Sentenced on 15 September to four years in prison on a trumped-up charge of fraud, Nurgeldi Halykov, 26, has been held since 13 July, the day after he reposted a photo of a visiting World Health Organization delegation on Turkmen.news, a website based in the Netherlands for which he works clandestinely.
Halykov’s family was reluctant to talk about the case because it was hoping that he would be amnestied on International Day of Neutrality, which is celebrated on 12 December. This didn’t happen.
“Turkmenistan is a black hole for news and information,” said Jeanne Cavelier, the head of RSF’s Eastern Europe and Central Asia desk. “The media are completely controlled by the state and few journalists take the risk of doing independent reporting. Nurgeldi Halykov’s conviction exemplifies the absurdity of the trumped-up charges used by the authorities to gag the free press’s few remaining representatives. He risks being tortured in prison. We urge the authorities to free him at once and we ask Teresa Ribeiro, the Organization for Security and Cooperation in Europe’s representative on freedom of the media, to firmly condemn his arbitrary detention.”
Halykov found the photo of the visiting WHO experts on the Instagram account of a former classmate, who was harassed by the authorities after they spotted it on the Turkmen.news site, which specializes in covering human rights in Turkmenistan.
The former classmate deleted the photo and asked Halykov if he was the person who had reposted it. Halykov was then promptly summoned to a police station and placed in preventive detention. He was finally charged on 26 July with fraud in connection with a debt he allegedly failed to repay at the start of the year.

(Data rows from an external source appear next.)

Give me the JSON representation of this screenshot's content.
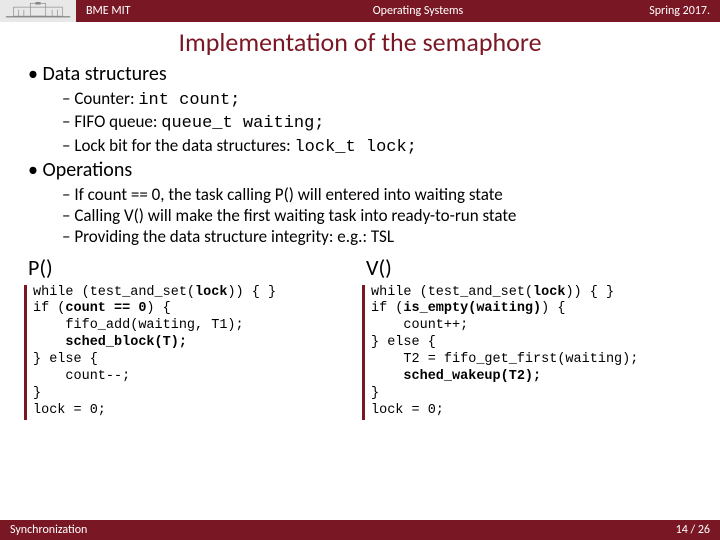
{
  "header": {
    "left": "BME MIT",
    "mid": "Operating Systems",
    "right": "Spring 2017."
  },
  "title": "Implementation of the semaphore",
  "bullets": {
    "b1a": "Data structures",
    "b2a_pre": "Counter: ",
    "b2a_code": "int count;",
    "b2b_pre": "FIFO queue: ",
    "b2b_code": "queue_t waiting;",
    "b2c_pre": "Lock bit for the data structures: ",
    "b2c_code": "lock_t lock;",
    "b1b": "Operations",
    "b2d": "If count == 0, the task calling P() will entered into waiting state",
    "b2e": "Calling V() will make the first waiting task into ready-to-run state",
    "b2f": "Providing the data structure integrity: e.g.: TSL"
  },
  "p": {
    "title": "P()",
    "l1a": "while (test_and_set(",
    "l1b": "lock",
    "l1c": ")) { }",
    "l2a": "if (",
    "l2b": "count == 0",
    "l2c": ") {",
    "l3": "    fifo_add(waiting, T1);",
    "l4a": "    ",
    "l4b": "sched_block(T);",
    "l5": "} else {",
    "l6": "    count--;",
    "l7": "}",
    "l8": "lock = 0;"
  },
  "v": {
    "title": "V()",
    "l1a": "while (test_and_set(",
    "l1b": "lock",
    "l1c": ")) { }",
    "l2a": "if (",
    "l2b": "is_empty(waiting)",
    "l2c": ") {",
    "l3": "    count++;",
    "l4": "} else {",
    "l5": "    T2 = fifo_get_first(waiting);",
    "l6a": "    ",
    "l6b": "sched_wakeup(T2);",
    "l7": "}",
    "l8": "lock = 0;"
  },
  "footer": {
    "left": "Synchronization",
    "right": "14 / 26"
  }
}
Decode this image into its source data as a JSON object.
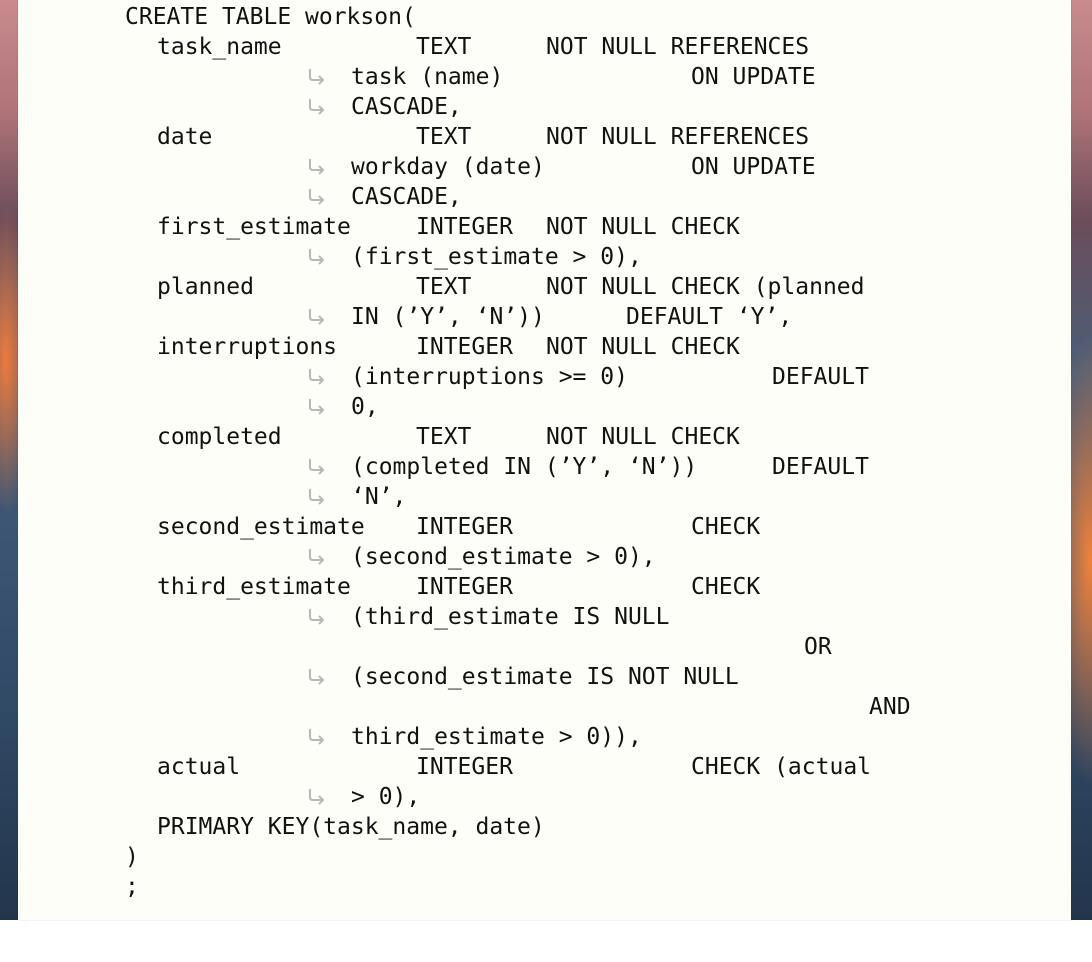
{
  "code": {
    "header": "CREATE TABLE workson(",
    "columns": [
      {
        "name": "task_name",
        "type": "TEXT",
        "constraint": "NOT NULL REFERENCES",
        "cont": [
          [
            "task (name)",
            "ON UPDATE"
          ],
          [
            "CASCADE,",
            ""
          ]
        ]
      },
      {
        "name": "date",
        "type": "TEXT",
        "constraint": "NOT NULL REFERENCES",
        "cont": [
          [
            "workday (date)",
            "ON UPDATE"
          ],
          [
            "CASCADE,",
            ""
          ]
        ]
      },
      {
        "name": "first_estimate",
        "type": "INTEGER",
        "constraint": "NOT NULL CHECK",
        "cont": [
          [
            "(first_estimate > 0),",
            ""
          ]
        ]
      },
      {
        "name": "planned",
        "type": "TEXT",
        "constraint": "NOT NULL CHECK (planned",
        "cont": [
          [
            "IN (’Y’, ‘N’))",
            "DEFAULT ‘Y’,"
          ]
        ]
      },
      {
        "name": "interruptions",
        "type": "INTEGER",
        "constraint": "NOT NULL CHECK",
        "cont": [
          [
            "(interruptions >= 0)",
            "DEFAULT"
          ],
          [
            "0,",
            ""
          ]
        ]
      },
      {
        "name": "completed",
        "type": "TEXT",
        "constraint": "NOT NULL CHECK",
        "cont": [
          [
            "(completed IN (’Y’, ‘N’))",
            "DEFAULT"
          ],
          [
            "‘N’,",
            ""
          ]
        ]
      },
      {
        "name": "second_estimate",
        "type": "INTEGER",
        "constraint": "CHECK",
        "cont": [
          [
            "(second_estimate > 0),",
            ""
          ]
        ]
      },
      {
        "name": "third_estimate",
        "type": "INTEGER",
        "constraint": "CHECK",
        "cont": [
          [
            "(third_estimate IS NULL",
            ""
          ]
        ],
        "extra1": "OR",
        "cont2": [
          [
            "(second_estimate IS NOT NULL",
            ""
          ]
        ],
        "extra2": "AND",
        "cont3": [
          [
            "third_estimate > 0)),",
            ""
          ]
        ]
      },
      {
        "name": "actual",
        "type": "INTEGER",
        "constraint": "CHECK (actual",
        "cont": [
          [
            "> 0),",
            ""
          ]
        ]
      }
    ],
    "primary_key": "PRIMARY KEY(task_name, date)",
    "close_paren": ")",
    "semicolon": ";"
  },
  "colors": {
    "page_bg": "#fefef9",
    "text": "#111111",
    "wrap_icon": "#b8b8b8"
  },
  "icons": {
    "line_wrap": "line-wrap-icon"
  }
}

It was a former friend, tennis champion Yuriy Rogusskiy, who ended up filing the complaint about the debt.
Turkmenistan is one of the world’s most closed countries and, despite an increase in “pneumonia” cases, is one of the world’s only two countries to have not yet recognized any Covid-19 cases. The other is North Korea.
President Gurbanguly Berdymukhamedov continues a policy of systematically persecuting journalists working for independent media. Those failing to present Turkmenistan in a “positive light” are subjected to arbitrary arrest. They have included two correspondents of Radio Azatlyk (the local branch of US-funded Radio Free Europe/Radio Liberty) – Khudayberdy Allashov, who was detained for illegal possession of chewing tobacco in 2017, and Saparmamed Nepeskuliev, who spent three years in prison on a trumped-up charge of drug possession.
Turkmenistan is ranked 179th out of 180 countries in RSF's 2020 World Press Freedom Index.